Vertical Aerospace’s chief executive says the decision to delay the service entry of its VX4 by two years came after a deep engineering-led review of the electric air taxi’s progress, but he insists there will be no further timeline slippage.
UK-headquartered Vertical on 12 November disclosed the shift, pushing certification and service entry to 2028 from a previous goal of late 2026.
The move is part of a “rebaselining” of the firm’s activities implemented by Stuart Simpson after becoming chief executive in May, stepping up from his previous post as chief financial officer.
Conducted over an “eight- or nine-week period”, the review was led by Vertical’s engineering team and reflects “all the learnings of the last two years”.
“This is what they came up with – 2028 – and they are committed, motivated, the plans are underpinned, detailed and bottom-up and we are ready to go,” he says.
Simpson insists it is “not a marketing-led plan” but is “grounded in the reality that we can and will deliver on this”.
He says customer reaction has been positive, praising Vertical’s “honesty and certainty” despite the delay being a “difficult moment to [raise with] them”.
“There’s a huge obligation to be transparent to the market and our customers,” he says.
Customers will next week witness piloted, untethered flights of the VX4 prototype at the firm’s test centre in Kemble, southwest England, as part of one of its biannual ‘Pioneers’ events. On 12 November, Vertical announced the start of untethered flights – Phase 2 of its test campaign.
While Simpson says “no one single thing” is responsible for the delay, it is clearly in part driven by the first VX4 prototype being written off during a testing mishap in August 2023.
Simpson says that incident – caused by a propeller blade failure – was “deeply frustrating” as Vertical lost an asset “that we wanted to fly and gather engineering learnings from”.
The latest schedule shift is the second delay to the VX4: in 2023 Vertical announced certification had moved from 2025 to 2026.
But Simpson is clear there will be no more slippage to the timeline, adding: “I believe the team can deliver it; I don’t see why we shouldn’t.”
One potential stumbling block though is the absence of a firm financial footing. Vertical, its largest creditor Mudrick Capital, and founder and principal shareholder Stephen Fitzpatrick remain locked in three-way negotiations over a potential cash injection that would fund the business until the end of next year.
To date, no deal has been realised, with Fitzpatrick’s apparent unwillingness to see his stake diluted repeatedly raised as the stumbling block.
However, Simpson says this is far from the truth: “I can categorically state that this is not the case. I had these discussions with Stephen before I joined and he understands in a capital-intensive business… ultimately, unless you want to keep funding millions of dollars, there is a dilution.”

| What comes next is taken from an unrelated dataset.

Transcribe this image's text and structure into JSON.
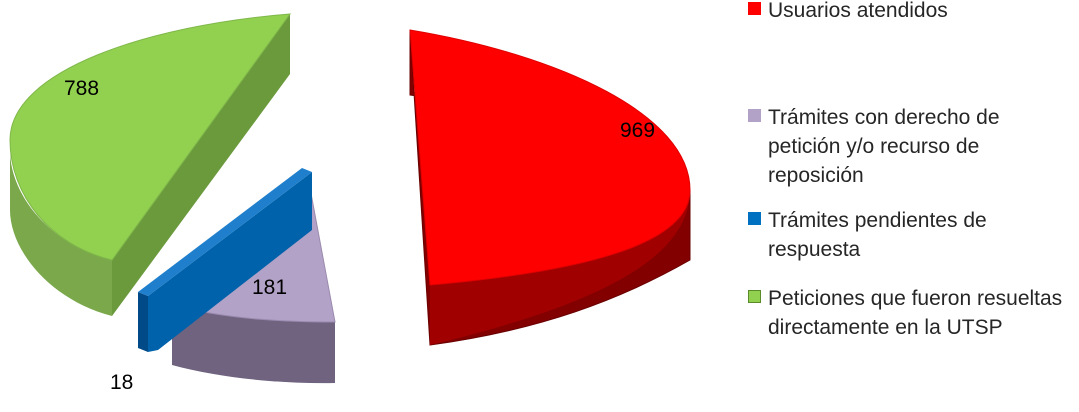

Simpson is unwilling to be drawn on the content of any deal or its likely timing, referring FlightGlobal to Vertical’s official line on the matter: “Discussions are ongoing regarding potential third-party investment. Vertical is optimistic that these discussions will result in a transaction that will provide funding further into 2025 and facilitate future fundraising opportunities.
“In parallel, Vertical continues to explore all alternative options available with respect to its funding needs,” it states.
But Simpson does take a positive sign from the current impasse: the fact that Vertical has two such “emotionally engaged, financially engaged investors” is a “brilliant place to be in”, he says.
Part of his remit since joining as chief executive has been to lay out how Vertical will go about, as he puts it, “pivoting from prototype to production”.
That will see the firm change from one focused on short-term goals to one with longer-term targets, or in other words making the transition from an entrepreneur-led business to “a normal corporate environment”.
While an engaged founder brings “incredible vision and relentless drive”, what Simpson adds is “a little bit of corporate structure and focus and rigour”, not least to address the “significant regulatory challenge [of] certifying a new type of aircraft”.
“I think we all felt – the board, Stephen and me – is that it was the right time to make that pivot and look to the horizon about bringing in production.”
The result of Simpson’s efforts to date was the release on 12 November of Flightpath 2030 – Vertical’s strategy to achieve market leadership before the end of the decade. “I’m incredibly proud of what we put out,” he adds.
Included was the promise that Vertical will deliver the first upgrades to the VX4 in 2030. Although the plan offers strong hints that this will see an increase in capacity from four to six passengers, Simpson says the developer is keeping its options open.
“We haven’t commented precisely what the upgrade is,” he says, noting that the airframer has “several options”.
“What I really want to do is sit with the customers and see how they want to leverage the effort,” he adds.
In the meantime, Vertical continues to analyse where to locate its first factory – one that will be capable by the end of the decade of producing the 200 or more aircraft per year promised in its Flightpath 2030 plan.
Simpson says no decision has been taken beyond the fact that “we want to be based in the UK”, with its current home of southwest England “a very likely candidate”.
Six months in, Simpson is still relishing the role, despite, or perhaps because of the challenges involved.
“I get approached about roles all the time…but honestly I can’t think of a job I would rather do more,” he says.